East Baton Rouge Parish School Superintendent Bernard Taylor is proposing expanding magnet programs, but the bulk of the added seats are slated for elementaries, raising questions about whether middle and high schools will have the capacity to meet the potential demand.
Of the eight different new magnet programs Taylor has floated, five are at elementary schools, two are at middle schools and one is at a high school, Lee High. Lee is the only definite. Its program is set to begin when the 2013-14 school year starts in August.
During community forums in late January, Taylor laid out plans to convert three schools, Belfair, Claiborne and Melrose elementaries, to dedicated, or schoolwide, magnet schools by fall.
Filled to capacity, just adding those three schools would add more than 1,500 seats to the magnet program. Claiborne alone has space for more than 800 students. That school was rebuilt and expanded in 2011 at a cost of $17.2 million,
On Feb. 7, the School Board had planned to debate the proposed changes for those three schools, as well as many others, but Taylor asked the board to hold off in hopes of reaching an agreement with the state-run Recovery School District. He has proposed using three RSD schools to complete what he’s calling “families of schools” in three parts of north Baton Rouge. The superintendent has yet to reschedule the debate on those proposals.
Magnet schools are typically, but not always, selective-admissions schools that offer programs that are supposed to be “magnetic” so that they attract a diverse set of students. Many of the magnet schools in Baton Rouge require minimum grade point averages and test scores for admission.
Lee High’s new magnet program eventually will mean substantially more magnet seats at the high school level in Baton Rouge. But the additional seats won’t be available until the campus at 1105 Lee Drive is torn down, rebuilt and reopened in summer 2015.
When it reopens, the new Lee will have space for about 1,200 students. Enrollment projections suggest that roughly half of the students would live in the south Baton Rouge high school’s attendance zone and the other half would enroll in the new magnet program.
Until then, Lee’s magnet program is likely to remain small.

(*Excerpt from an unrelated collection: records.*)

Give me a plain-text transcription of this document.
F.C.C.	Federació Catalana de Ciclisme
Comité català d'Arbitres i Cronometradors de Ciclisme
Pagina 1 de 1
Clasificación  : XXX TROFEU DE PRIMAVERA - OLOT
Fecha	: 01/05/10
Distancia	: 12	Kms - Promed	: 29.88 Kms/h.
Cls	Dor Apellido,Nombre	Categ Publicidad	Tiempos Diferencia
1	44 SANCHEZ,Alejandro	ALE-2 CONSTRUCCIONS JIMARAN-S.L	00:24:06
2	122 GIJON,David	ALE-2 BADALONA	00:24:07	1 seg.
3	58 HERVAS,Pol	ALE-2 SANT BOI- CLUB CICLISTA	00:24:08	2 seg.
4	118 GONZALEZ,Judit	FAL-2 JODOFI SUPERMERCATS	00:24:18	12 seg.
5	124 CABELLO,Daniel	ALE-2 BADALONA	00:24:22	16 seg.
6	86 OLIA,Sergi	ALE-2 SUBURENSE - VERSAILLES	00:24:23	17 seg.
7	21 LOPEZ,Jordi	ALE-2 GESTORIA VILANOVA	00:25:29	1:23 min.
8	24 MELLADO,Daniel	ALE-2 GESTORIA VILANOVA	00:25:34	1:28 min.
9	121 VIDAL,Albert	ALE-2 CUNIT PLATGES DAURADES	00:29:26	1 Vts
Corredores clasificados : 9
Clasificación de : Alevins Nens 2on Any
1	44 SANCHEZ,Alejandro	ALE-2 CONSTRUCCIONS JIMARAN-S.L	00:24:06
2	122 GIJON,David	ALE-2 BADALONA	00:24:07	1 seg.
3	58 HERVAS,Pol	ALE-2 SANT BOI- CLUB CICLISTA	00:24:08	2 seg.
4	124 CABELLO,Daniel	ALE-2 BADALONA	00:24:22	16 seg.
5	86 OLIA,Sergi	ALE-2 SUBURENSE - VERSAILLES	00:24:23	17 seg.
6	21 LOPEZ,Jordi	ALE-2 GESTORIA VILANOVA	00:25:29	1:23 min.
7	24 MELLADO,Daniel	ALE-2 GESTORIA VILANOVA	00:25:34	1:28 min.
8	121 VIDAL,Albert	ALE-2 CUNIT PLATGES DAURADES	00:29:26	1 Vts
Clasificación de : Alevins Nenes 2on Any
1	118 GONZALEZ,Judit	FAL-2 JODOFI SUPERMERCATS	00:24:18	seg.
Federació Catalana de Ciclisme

Lee High students are spending two years on the campus of Valley Park Alternative School. An old junior high, Valley Park has capacity for just 600 students, half of Lee’s eventual rebuilt capacity. That’s enough space for the projected neighborhood students but leaves limited room for a new magnet program unless new temporary buildings are added.
Taylor also has suggested expanding middle school magnet capacity, but those plans are limited so far.
In January, Taylor proposed expanding the size of Scotlandville Pre-Engineering Academy, housed at the former Beechwood Elementary. The school has fewer than 300 students. Taylor would move it onto the campus of Scotlandville Elementary, a move that would double the potential enrollment of the magnet program.
Taylor in November also floated the idea of converting Mayfair Middle, 9880 Hyacinth Ave., to a dedicated magnet school, but hasn’t mentioned the idea since.
More magnet changes could come later.
In September, Taylor floated the idea of creating small magnet-within-school programs at Broadmoor Middle, and at Polk and Magnolia Woods elementary schools.
Those three magnet programs, however, are not likely to begin until fall 2014 and will likely only get off the ground if the school system wins a federal Magnet Schools Assistance Program grant, worth up to $4 million a year. The school system submitted its grant application last week.
The addition of a magnet program at Lee High could have ramifications for the other magnet schools.
Baton Rouge Magnet High is the destination school for students in elementary and middle magnet programs in the parish. Since 2004, students who successfully finished in those feeder programs have gained preferred admittance to Baton Rouge Magnet High. The prospect of getting into the system’s flagship high school has, through the years, proven a major draw for parents, students and the feeder schools.
Taylor, however, plans to add Lee High to the top of the magnet school progression chart, Susan Nelson, interim director of communications and external relations, said in an email Monday.
“The specifics are still being worked out, but we anticipate a clear feeder path to one high school or the other based on the numbers that are coming out of those magnet programs,” wrote Nelson, who joined the school system in early February.
Every year, Baton Rouge Magnet High has a waiting list. In an interview on Thursday, Taylor said he wants to create a school at Lee that is attractive in its own right, not simply a second choice for families whose students don’t get into Baton Rouge Magnet High.
The biggest demand for magnet slots, however, is in the elementary grades. In advance of the 2012-13 school year, 850 students applied to get into one of the elementary magnet programs, but ended up on waiting lists. That’s compared with 241 students and 139 students that year on waiting lists at the middle school and high school levels, respectively.